Em uma entrevista no dia 1º fevereiro ao canal norte-americano PBS, Petra listou uma série de acusações contra o governo, como o incentivo às queimadas na Floresta Amazônica e o índice de mortes causadas pela polícia ter crescido em 20%. No Twitter, apoiadores de Bolsonaro subiram a hashtag #PetraCostaLiar ("Petra Costa mentirosa") para desacreditar as declarações. A Secretaria de Comunicação do governo acusou a cineasta de assumir "o papel de militante anti-Brasil" e de estar "difamando a imagem do país no exterior". "Estamos aqui para mostrar a realidade. Não acredite em ficção, acredite nos fatos", disse a Secom na mesma publicação.
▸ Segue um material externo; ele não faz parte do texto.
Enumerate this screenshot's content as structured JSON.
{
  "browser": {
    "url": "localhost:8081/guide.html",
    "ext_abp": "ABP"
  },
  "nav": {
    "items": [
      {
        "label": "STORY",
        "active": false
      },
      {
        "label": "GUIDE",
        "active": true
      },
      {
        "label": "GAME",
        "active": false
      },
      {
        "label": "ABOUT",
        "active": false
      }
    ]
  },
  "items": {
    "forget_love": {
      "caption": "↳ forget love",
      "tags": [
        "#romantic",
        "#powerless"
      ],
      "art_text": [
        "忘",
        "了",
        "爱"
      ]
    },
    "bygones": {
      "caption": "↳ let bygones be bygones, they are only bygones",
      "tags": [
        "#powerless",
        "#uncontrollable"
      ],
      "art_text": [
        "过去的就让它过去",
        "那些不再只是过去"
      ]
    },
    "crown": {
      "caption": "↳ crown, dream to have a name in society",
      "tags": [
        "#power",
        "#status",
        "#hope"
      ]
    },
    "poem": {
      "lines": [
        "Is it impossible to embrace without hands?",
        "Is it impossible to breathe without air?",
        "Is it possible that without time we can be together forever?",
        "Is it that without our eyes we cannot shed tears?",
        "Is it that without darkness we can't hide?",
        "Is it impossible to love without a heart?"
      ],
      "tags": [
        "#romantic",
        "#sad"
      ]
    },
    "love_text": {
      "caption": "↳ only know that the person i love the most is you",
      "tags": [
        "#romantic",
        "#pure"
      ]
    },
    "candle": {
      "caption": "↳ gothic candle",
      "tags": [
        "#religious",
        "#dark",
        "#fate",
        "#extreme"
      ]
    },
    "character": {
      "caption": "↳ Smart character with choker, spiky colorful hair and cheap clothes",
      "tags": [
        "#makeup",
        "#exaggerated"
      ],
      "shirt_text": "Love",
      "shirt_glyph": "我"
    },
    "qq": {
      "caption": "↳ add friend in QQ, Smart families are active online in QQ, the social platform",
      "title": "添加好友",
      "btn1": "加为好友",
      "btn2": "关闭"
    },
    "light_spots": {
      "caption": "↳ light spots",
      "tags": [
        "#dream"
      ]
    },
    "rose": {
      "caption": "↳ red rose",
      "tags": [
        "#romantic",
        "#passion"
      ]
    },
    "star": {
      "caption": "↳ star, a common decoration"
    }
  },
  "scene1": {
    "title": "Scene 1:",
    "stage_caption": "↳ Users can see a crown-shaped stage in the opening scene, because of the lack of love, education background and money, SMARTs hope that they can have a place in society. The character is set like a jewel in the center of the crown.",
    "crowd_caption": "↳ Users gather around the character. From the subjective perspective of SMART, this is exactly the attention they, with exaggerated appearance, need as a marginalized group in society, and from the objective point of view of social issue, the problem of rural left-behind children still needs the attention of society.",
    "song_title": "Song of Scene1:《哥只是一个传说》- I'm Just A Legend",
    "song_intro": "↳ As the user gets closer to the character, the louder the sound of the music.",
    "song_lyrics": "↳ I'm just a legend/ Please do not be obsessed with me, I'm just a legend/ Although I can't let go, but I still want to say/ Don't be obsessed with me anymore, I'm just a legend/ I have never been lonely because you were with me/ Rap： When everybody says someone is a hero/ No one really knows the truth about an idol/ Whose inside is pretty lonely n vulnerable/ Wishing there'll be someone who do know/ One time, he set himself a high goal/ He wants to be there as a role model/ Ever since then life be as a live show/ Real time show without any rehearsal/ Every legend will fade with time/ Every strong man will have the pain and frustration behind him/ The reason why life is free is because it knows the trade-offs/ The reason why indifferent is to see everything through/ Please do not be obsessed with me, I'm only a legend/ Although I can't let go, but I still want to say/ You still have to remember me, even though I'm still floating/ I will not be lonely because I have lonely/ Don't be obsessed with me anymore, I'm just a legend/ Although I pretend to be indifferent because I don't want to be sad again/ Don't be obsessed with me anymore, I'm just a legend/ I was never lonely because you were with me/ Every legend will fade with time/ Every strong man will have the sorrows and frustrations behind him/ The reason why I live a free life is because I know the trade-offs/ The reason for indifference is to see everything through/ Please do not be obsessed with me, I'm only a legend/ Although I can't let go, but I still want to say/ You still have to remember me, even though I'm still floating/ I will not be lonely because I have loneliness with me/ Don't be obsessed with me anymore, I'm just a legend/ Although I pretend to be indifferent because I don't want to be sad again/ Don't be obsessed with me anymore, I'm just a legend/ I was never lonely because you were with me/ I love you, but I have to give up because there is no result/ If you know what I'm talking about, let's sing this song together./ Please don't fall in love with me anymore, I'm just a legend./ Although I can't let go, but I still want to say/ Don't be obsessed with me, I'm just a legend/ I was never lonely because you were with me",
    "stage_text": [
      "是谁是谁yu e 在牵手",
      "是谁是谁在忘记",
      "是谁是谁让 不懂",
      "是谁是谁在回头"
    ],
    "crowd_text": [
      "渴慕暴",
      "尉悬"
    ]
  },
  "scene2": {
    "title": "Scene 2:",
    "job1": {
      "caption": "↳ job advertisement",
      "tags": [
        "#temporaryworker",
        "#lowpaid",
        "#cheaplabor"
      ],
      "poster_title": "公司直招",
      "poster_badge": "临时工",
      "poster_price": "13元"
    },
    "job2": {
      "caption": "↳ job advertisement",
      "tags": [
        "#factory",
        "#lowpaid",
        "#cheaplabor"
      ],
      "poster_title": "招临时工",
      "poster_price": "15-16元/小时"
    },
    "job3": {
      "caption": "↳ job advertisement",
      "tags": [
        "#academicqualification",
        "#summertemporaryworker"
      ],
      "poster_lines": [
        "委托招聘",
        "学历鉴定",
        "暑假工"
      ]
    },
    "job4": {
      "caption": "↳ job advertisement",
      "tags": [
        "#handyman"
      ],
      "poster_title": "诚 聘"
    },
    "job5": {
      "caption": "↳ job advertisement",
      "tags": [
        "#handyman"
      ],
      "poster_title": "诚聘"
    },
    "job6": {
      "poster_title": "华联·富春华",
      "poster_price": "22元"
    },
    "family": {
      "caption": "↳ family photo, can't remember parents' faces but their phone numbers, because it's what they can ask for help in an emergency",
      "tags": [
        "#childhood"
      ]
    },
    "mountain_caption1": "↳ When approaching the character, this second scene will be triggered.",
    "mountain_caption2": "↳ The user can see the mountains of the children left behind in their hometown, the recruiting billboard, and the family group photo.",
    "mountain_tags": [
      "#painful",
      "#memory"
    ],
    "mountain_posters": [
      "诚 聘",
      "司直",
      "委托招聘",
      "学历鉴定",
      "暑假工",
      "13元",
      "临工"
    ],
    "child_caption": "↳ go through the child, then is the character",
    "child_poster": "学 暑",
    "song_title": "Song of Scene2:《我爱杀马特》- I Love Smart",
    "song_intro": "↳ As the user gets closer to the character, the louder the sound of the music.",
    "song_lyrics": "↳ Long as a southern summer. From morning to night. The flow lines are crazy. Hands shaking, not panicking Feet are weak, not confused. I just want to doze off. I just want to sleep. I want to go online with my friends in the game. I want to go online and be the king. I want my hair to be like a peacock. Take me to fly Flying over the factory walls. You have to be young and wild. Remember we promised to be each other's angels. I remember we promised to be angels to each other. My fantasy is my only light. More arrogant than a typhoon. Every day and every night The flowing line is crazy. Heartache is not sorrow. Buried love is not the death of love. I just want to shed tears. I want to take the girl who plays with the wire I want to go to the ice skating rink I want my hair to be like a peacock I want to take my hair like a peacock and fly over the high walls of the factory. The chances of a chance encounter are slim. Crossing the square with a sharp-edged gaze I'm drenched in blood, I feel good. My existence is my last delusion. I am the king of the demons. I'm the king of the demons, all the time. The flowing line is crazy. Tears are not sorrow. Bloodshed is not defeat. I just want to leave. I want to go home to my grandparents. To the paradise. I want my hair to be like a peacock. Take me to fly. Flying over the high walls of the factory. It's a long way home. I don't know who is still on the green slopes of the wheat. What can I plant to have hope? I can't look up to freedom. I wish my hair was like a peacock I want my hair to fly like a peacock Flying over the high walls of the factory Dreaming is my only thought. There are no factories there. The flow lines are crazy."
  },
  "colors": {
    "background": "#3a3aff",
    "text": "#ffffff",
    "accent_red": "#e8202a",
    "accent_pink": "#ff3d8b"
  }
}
De qualquer maneira, Democracia em Vertigem é menos tarimbado que seus concorrentes: Indústria Americana venceu o Gothan (uma das principais premiações do cinema independente nos EUA) e o Sindicato dos Diretores; For Sama ganhou o Bafta; The Cave conquistou o Critics' Choice; já Honeyland, premiado em Sundance, aparenta força com a Academia por também concorrer como melhor filme internacional. Por outro lado, o site Indiewire aponta que o documentário brasileiro é um dos favoritos da categoria. Resta saber que lado do Brasil irá comemorar o vencedor de melhor documentário no domingo.
Os concorrentes
Indústria Americana
Realizado pela Higher Ground, primeira produção da empresa criada por Barack e Michelle Obama, o documentário registra as atividades de americanos e chineses em uma fábrica de vidros para automóveis em Dayton, Ohio. O que se vê é um contraste da cultura americana trabalhista com a disciplina militar e situações precárias promovidas pela empresa da China. Com direção de Steven Bognar e Julia Reichert, está disponível na Netflix.
Honeyland
Dirigido por Ljubomir Stefanov e Tamara Kotevska, o documentário da Macedônia do Norte também concorre na categoria de melhor filme internacional. Com uma estrutura que remete a um filme de ficção, Honeyland conta a história de uma apicultora que precisa lidar com a chegada de vizinhos nômades, que são displicentes com o ecossistema. Sem previsão de estreia no Brasil.
The Cave
Com imagens impactantes, o documentário apresenta a rotina de um hospital subterrâneo em uma Síria constantemente bombardeada em sua guerra civil. The Cave foca na Dra. Amani Ballour, uma jovem pediatra que oferece esperança e tratamento a crianças e civis doentes e feridos. O documentário será exibido pelo canal National Geographic nesta sexta, às 21h45min, no sábado, às 23h10, e no domingo, às 18h.
For Sama
Também ambientado na guerra na Síria, o documentário é uma espécie de vídeo-carta de Waad al-Kateab a sua filha recém-nascida. Ela é uma mãe que filmou durante cinco anos sua vida na cidade de Aleppo, após a tomada por rebeldes. No longa, vemos momentos leves de seu cotidiano e intimidade, alternados com sua luta pela sobrevivência em meio aos bombardeios e as atrocidades da guerra. Sem previsão de estreia no Brasil.